Contract details to verify
| Area | What to verify | Source URL | Accessed | Safe candidate wording |
|---|---|---|---|---|
| Claude Code project instructions | Confirm the canonical documentation URL for project memory and instruction files. | https://code.claude.com/docs/en/memory | 2026-07-17 | Claude Code documents project memory and instruction files at the linked memory page. |
| Codex repository instructions | Confirm the current public page for Codex AGENTS.md guidance. | https://github.com/openai/codex/blob/main/docs/agents_md.md | 2026-07-17 | Codex documents repository guidance through its AGENTS.md documentation page. |
| GitHub Copilot repository instructions | Confirm the setup path for repository custom instructions. | https://docs.github.com/en/copilot/how-tos/copilot-on-github/customize-copilot/add-custom-instructions/add-repository-instructions | 2026-07-17 | GitHub documents repository custom instructions for Copilot at the linked setup page. |
| Citation hygiene | Confirm source links are clean final URLs and claim wording stays within what the source supports. | https://code.claude.com/docs/en/memory | 2026-07-17 | A guide should map each coding-agent instruction claim to a reachable source URL and avoid unsupported product-specific claims. |
Reader next step
Compare the workflow against Start with CometAPI .
FAQ
Why normalize source URLs before writing final copy?

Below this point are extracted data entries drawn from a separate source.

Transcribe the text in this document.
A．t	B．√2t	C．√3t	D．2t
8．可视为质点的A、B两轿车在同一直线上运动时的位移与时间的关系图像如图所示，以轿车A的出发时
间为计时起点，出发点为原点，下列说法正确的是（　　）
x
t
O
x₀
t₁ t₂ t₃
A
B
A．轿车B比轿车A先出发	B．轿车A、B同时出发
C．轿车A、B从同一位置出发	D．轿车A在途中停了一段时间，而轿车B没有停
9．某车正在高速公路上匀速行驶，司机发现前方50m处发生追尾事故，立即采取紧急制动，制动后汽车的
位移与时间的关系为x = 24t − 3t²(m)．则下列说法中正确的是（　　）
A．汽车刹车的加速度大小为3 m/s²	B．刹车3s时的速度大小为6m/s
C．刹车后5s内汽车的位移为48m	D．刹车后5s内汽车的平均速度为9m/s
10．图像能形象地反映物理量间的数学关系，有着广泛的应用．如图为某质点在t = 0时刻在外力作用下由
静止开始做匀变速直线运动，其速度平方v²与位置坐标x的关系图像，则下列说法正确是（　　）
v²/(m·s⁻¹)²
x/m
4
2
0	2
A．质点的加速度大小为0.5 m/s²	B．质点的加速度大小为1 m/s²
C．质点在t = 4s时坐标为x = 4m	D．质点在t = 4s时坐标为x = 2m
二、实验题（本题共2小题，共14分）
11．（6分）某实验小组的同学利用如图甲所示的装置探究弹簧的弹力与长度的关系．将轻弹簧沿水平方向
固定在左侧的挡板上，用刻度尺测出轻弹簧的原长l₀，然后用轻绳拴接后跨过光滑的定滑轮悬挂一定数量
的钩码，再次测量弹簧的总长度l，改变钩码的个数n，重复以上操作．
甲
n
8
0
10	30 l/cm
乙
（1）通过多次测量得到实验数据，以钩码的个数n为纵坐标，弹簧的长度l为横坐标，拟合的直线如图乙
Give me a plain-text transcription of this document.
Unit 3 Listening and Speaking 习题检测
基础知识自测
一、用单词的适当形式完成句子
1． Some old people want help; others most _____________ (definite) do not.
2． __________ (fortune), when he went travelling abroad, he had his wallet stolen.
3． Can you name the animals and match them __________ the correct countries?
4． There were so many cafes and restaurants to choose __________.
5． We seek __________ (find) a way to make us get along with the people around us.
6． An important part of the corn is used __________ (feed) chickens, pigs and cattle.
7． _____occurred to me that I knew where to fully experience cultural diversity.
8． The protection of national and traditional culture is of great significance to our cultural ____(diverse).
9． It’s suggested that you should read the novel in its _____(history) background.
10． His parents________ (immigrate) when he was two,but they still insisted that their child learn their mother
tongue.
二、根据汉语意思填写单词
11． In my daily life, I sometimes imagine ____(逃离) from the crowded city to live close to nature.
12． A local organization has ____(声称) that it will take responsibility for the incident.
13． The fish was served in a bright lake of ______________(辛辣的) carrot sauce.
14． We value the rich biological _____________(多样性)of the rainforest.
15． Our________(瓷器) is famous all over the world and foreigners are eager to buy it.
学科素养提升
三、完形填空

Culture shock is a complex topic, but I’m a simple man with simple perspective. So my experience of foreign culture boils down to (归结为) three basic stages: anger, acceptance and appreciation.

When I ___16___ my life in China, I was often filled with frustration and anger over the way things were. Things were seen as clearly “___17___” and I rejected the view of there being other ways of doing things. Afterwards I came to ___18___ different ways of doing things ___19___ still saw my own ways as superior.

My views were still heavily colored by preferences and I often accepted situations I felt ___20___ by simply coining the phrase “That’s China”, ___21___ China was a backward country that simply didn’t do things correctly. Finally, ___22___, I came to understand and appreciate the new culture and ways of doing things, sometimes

Because source drift is easier to fix while the guide is still structured as a manifest. Once citations are embedded throughout the article, stale aliases and mismatched source purposes are harder to spot.
Should redirected URLs be accepted?
A normal redirect can be acceptable during fetch, but the recorded evidence should use the final canonical URL when that URL is the stable documentation location.

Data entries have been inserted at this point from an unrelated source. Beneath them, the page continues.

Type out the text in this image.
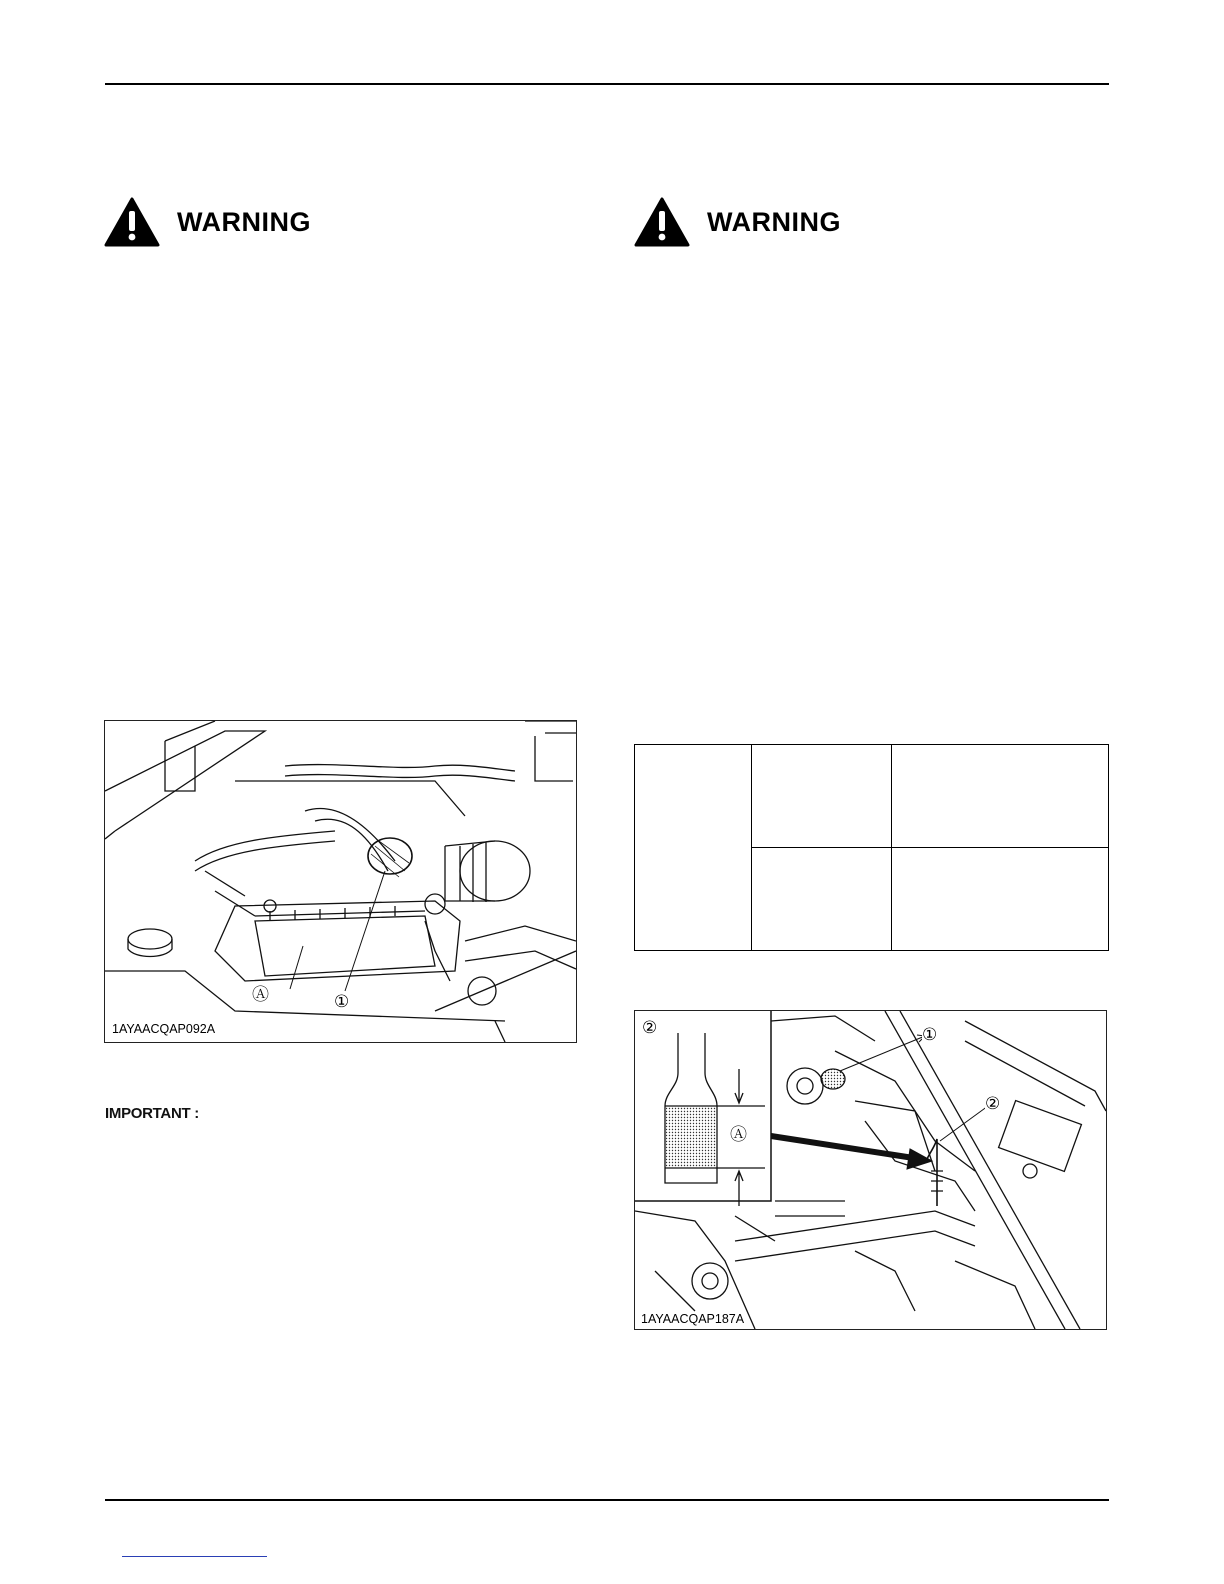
WARNING	WARNING
Ⓐ	①
1AYAACQAP092A
IMPORTANT :

②
Ⓐ
①
②
1AYAACQAP187A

Can one source support every coding agent instruction claim?
Usually no. Use each vendor’s documentation for that vendor’s behavior, then write the guide in terms of the narrow claim each source supports.
Should citation links include campaign parameters?
No. Keep evidence links clean so reviewers and readers can inspect the exact documentation page. Use campaign parameters only on intentional reader action links.